Abigail miotała się po swojej sypialni, wiedząc, że jeśli zabawi tutaj jeszcze pięć minut, to najprawdopodobniej będzie musiała szukać sobie innej pracy. Chwilę wcześniej właściwie na oślep przebrała się w roboczy strój, na który składały się biała koszula z kołnierzykiem i czarne, krótkie spodenki. Dwa razy zaklęła głośno, o mały włos nie uderzając głową o umywalkę w niewielkiej łazience, gnana jękami młodszej siostry, dochodzącymi zza drzwi. Jakby to wszystko działo się pierwszy raz.

Bezładnie wrzucała najpotrzebniejsze rzeczy do torebki, starając się nie zwracać uwagi na rozbawione spojrzenie swojego przyjaciela. Liam był - oczywiście - na wygranej pozycji, ponieważ to Abby musiała biec na złamanie karku do baru, jak tylko uporała się z bandą młodszego rodzeństwa, podczas gdy on najspokojniej w świecie półleżał na jej łóżku i przyglądała się temu wszystkiemu. Oczywiście, musiała mu oddać sprawiedliwość - jakimś cudem zagonił trójkę dzieciaków do stołu i za pomocą - a to było jedyne logiczne wytłumaczenie - magicznych sztuczek zmusił je do jedzenia.

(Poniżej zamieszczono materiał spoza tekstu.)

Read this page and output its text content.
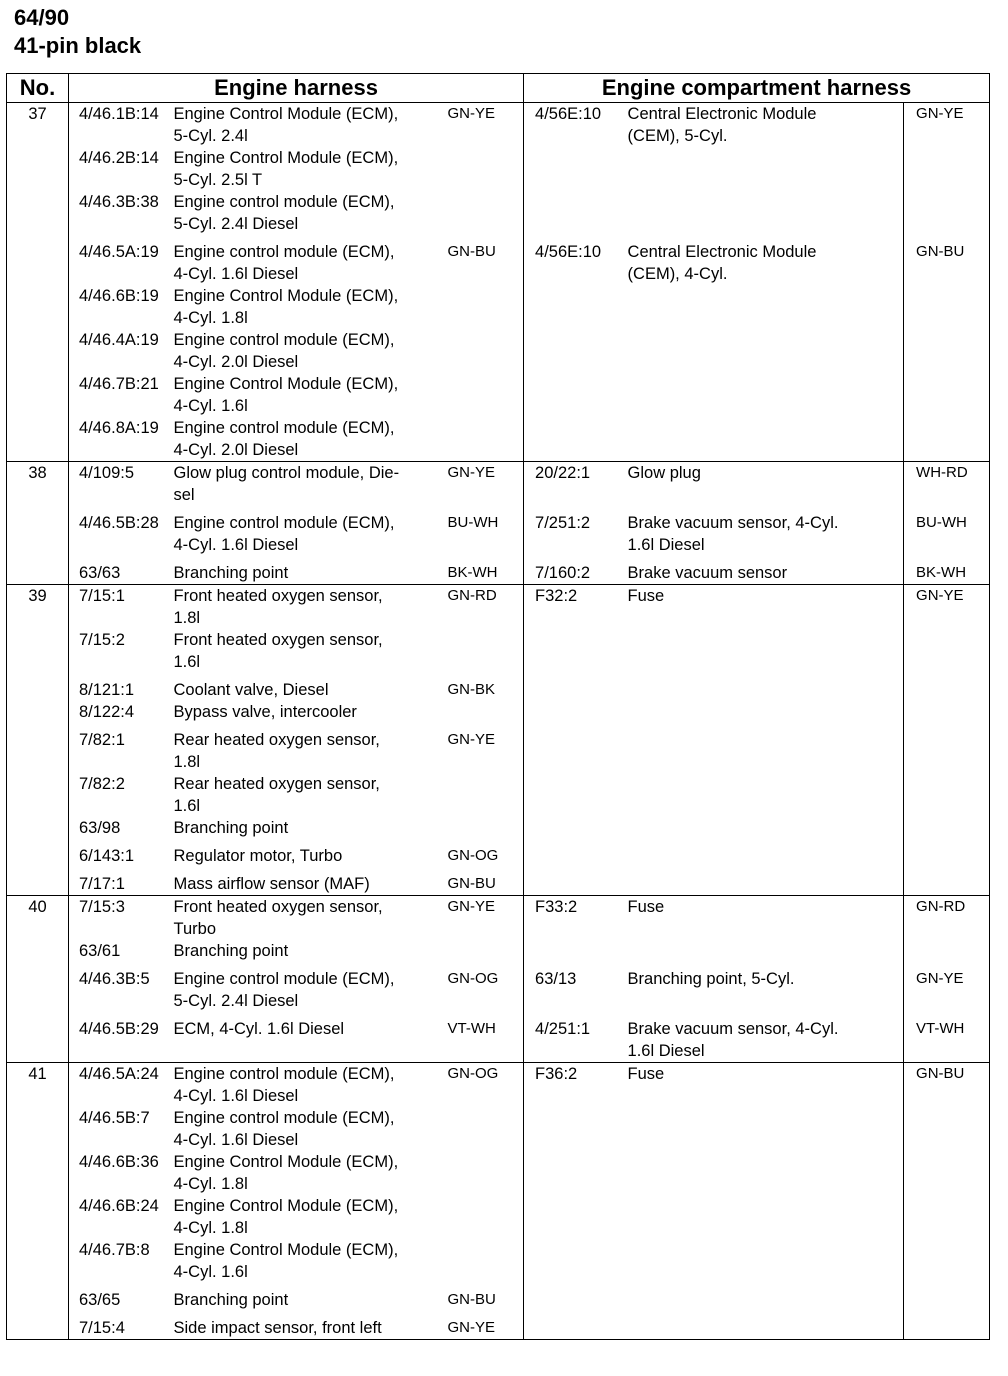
64/90
41-pin black
No.	Engine harness			Engine compartment harness		
37	4/46.1B:14	Engine Control Module (ECM),
5-Cyl. 2.4l	GN-YE	4/56E:10	Central Electronic Module
(CEM), 5-Cyl.	GN-YE
	4/46.2B:14	Engine Control Module (ECM),
5-Cyl. 2.5l T				

	4/46.3B:38	Engine control module (ECM),
5-Cyl. 2.4l Diesel				

	4/46.5A:19	Engine control module (ECM),
4-Cyl. 1.6l Diesel	GN-BU	4/56E:10	Central Electronic Module
(CEM), 4-Cyl.	GN-BU
	4/46.6B:19	Engine Control Module (ECM),
4-Cyl. 1.8l				

	4/46.4A:19	Engine control module (ECM),
4-Cyl. 2.0l Diesel				

	4/46.7B:21	Engine Control Module (ECM),
4-Cyl. 1.6l				

	4/46.8A:19	Engine control module (ECM),
4-Cyl. 2.0l Diesel				

38	4/109:5	Glow plug control module, Die-
sel	GN-YE	20/22:1	Glow plug	WH-RD

	4/46.5B:28	Engine control module (ECM),
4-Cyl. 1.6l Diesel	BU-WH	7/251:2	Brake vacuum sensor, 4-Cyl.
1.6l Diesel	BU-WH

	63/63	Branching point	BK-WH	7/160:2	Brake vacuum sensor	BK-WH
39	7/15:1	Front heated oxygen sensor,
1.8l	GN-RD	F32:2	Fuse	GN-YE
	7/15:2	Front heated oxygen sensor,
1.6l				

	8/121:1	Coolant valve, Diesel	GN-BK			
	8/122:4	Bypass valve, intercooler				

	7/82:1	Rear heated oxygen sensor,
1.8l	GN-YE			
	7/82:2	Rear heated oxygen sensor,
1.6l				

	63/98	Branching point				

	6/143:1	Regulator motor, Turbo	GN-OG			

	7/17:1	Mass airflow sensor (MAF)	GN-BU			
40	7/15:3	Front heated oxygen sensor,
Turbo	GN-YE	F33:2	Fuse	GN-RD
	63/61	Branching point				

	4/46.3B:5	Engine control module (ECM),
5-Cyl. 2.4l Diesel	GN-OG	63/13	Branching point, 5-Cyl.	GN-YE

	4/46.5B:29	ECM, 4-Cyl. 1.6l Diesel	VT-WH	4/251:1	Brake vacuum sensor, 4-Cyl.
1.6l Diesel	VT-WH
41	4/46.5A:24	Engine control module (ECM),
4-Cyl. 1.6l Diesel	GN-OG	F36:2	Fuse	GN-BU
	4/46.5B:7	Engine control module (ECM),
4-Cyl. 1.6l Diesel				

	4/46.6B:36	Engine Control Module (ECM),
4-Cyl. 1.8l				

	4/46.6B:24	Engine Control Module (ECM),
4-Cyl. 1.8l				

	4/46.7B:8	Engine Control Module (ECM),
4-Cyl. 1.6l				

	63/65	Branching point	GN-BU			

	7/15:4	Side impact sensor, front left	GN-YE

Jak tylko zapukał do drzwi frontowych rodzinnego domu Evansów i zobaczył rozczochraną Abigail z obłędem w oczach wiedział, że pomoc potrzebna jest od zaraz. Bez zbędnych słów zajął się dziećmi i pozwolił przyjaciółce na spokojnie zabrać się za przygotowywanie obiadu. Zdawał sobie sprawę, że w jej pracy spóźnienia są niewybaczalne - podczas wakacji wielokrotnie odprowadzał ją na nocne zmiany, nie chcąc, aby sama włóczyła się po mieście.

- Spokojnie, zdążymy. - powiedział, obserwując, jak dziewczyna o mały włos nie upuszcza telefonu komórkowego, po czym ze złością wpycha go do torby. Swoją drogą, niby taka mała rzecz, a pomieściła chyba już połowę jej domu... - Masz jeszcze dwadzieścia minut, a idziemy tam może z siedem.

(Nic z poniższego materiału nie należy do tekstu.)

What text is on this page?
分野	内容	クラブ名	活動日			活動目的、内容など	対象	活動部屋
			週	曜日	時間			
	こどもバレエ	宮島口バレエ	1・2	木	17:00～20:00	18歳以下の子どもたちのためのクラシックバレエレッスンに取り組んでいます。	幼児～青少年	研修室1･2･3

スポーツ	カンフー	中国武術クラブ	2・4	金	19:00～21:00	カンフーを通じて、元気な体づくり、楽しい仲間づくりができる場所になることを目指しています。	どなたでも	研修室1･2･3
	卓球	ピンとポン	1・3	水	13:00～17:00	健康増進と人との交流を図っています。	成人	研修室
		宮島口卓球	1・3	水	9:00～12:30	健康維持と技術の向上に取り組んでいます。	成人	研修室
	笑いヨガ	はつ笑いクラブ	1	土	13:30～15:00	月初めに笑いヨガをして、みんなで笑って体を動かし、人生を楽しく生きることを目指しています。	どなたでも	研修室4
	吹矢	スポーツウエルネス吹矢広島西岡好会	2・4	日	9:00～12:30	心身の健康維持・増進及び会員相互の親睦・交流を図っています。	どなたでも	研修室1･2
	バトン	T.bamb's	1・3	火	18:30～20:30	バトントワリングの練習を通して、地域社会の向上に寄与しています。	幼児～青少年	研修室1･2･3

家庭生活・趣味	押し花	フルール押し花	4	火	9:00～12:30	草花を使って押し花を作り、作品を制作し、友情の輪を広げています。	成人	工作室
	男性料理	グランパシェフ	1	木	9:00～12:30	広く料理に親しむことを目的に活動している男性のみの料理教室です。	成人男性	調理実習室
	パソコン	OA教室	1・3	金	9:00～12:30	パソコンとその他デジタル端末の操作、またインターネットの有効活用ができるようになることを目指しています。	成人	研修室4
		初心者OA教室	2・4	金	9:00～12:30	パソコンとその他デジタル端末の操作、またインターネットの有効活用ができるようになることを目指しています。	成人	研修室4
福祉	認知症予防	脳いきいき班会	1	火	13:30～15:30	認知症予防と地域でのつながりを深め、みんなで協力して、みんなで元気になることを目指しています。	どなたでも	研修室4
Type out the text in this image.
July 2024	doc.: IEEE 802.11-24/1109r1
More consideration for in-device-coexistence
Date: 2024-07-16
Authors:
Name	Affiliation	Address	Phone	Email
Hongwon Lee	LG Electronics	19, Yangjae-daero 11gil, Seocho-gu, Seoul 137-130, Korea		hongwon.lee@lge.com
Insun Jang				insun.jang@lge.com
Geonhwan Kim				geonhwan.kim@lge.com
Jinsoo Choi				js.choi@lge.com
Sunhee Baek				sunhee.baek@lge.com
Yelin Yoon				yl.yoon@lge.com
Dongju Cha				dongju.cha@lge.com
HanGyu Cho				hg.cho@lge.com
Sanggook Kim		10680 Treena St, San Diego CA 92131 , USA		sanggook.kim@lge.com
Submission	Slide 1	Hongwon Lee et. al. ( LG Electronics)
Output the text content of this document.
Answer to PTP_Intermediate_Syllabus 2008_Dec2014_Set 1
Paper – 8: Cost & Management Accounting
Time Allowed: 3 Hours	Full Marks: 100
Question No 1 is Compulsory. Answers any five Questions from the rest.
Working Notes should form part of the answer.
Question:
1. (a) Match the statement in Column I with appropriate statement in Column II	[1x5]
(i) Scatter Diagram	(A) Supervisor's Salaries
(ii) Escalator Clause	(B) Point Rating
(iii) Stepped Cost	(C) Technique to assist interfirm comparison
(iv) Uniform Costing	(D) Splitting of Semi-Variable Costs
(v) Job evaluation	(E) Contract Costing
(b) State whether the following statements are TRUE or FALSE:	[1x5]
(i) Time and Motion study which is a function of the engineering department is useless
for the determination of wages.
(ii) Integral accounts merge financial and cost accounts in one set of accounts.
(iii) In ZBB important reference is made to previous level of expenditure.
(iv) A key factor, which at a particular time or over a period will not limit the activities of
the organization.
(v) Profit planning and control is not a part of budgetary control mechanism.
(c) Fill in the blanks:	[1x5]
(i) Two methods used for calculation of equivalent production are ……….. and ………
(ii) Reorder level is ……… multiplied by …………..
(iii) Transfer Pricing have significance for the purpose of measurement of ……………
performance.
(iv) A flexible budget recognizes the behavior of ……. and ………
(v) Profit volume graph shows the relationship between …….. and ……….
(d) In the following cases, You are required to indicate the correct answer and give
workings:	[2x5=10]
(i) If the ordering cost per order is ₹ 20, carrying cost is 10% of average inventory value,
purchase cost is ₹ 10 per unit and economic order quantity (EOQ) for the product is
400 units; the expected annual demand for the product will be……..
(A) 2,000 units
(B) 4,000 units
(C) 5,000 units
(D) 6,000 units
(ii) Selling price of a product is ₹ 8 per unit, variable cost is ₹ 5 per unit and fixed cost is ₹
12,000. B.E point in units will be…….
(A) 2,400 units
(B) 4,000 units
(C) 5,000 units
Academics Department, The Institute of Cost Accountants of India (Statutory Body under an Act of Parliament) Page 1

- No właśnie, dwadzieścia! - zawołała brunetka, unosząc obie ręce w górę, przez co torba, którą trzymała w ręku, pacnęła ją w głowę. Liam za wszelką cenę starał się zdusić wybuch śmiechu, ale zmarszczone brwi Abby świadczyły o tym, że chyba nie najlepiej mu to wychodzi. - Zostaje trzynaście, podczas których muszę się ogarnąć i stanąć za barem. Nadal jest tak różowo, huh?

- Czemu właściwie jesteś taka zestresowana? - zapytał Liam, siadając na łóżku i patrząc na nią odrobinę poważniej. - To znaczy... nie twierdzę, że normalnie się nie ciskasz, kiedy masz niedoczas, ale jednak te trzynaście minut cię tak nie przeraża.

Abigail westchnęła, starając się włożyć czarne balerinki i przy tym nie wywrócić. Payne wobec tego podniósł się i podszedł do niej, po czym pozwolił, aby położyła swoją dłoń na jego ramieniu, przenosząc tym samym ciężar swojego ciała. Dziewczyna popatrzyła na niego z wdzięcznością i odparła:

- Szef mówił, że dzisiaj jest jakaś specjalna impreza... Grupka podobno mała, ale oferowali mu niezłą sumę za możliwość zamknięcia baru. Ten, kto to organizuje, musi być strasznie nadziany, a George przecież nigdy nie przepuściłby takiej okazji. - skrzywiła się lekko, myśląc o swoim przełożonym.

Musiała przyznać, że właściciel baru nigdy nie zalegał z pensją, zawsze płacił ustaloną sumę, a czasami nawet odpalał dodatkową kasę za efektywność. Mimo wszystko... Abby nie podobało się to, że dla większej ilości pieniędzy potrafił pozwolić, aby niektórzy klienci pozwalali sobie na zbyt wiele wobec barmanek. I barmanów. A ochronę wzywał tylko wtedy, gdy jego pracownicy zwyczajnie nie mogli sobie z nim poradzić.

Mimo wszystko jednak musiała mieć tę robotę. I dlatego za wszelką cenę nie mogła się spóźnić.

- Wiesz, są też dobre strony, nie? - powiedział Liam, przepuszczając przyjaciółkę w drzwiach. - Co jak co, ale George zawsze odpali wam coś ekstra. Może i tym razem?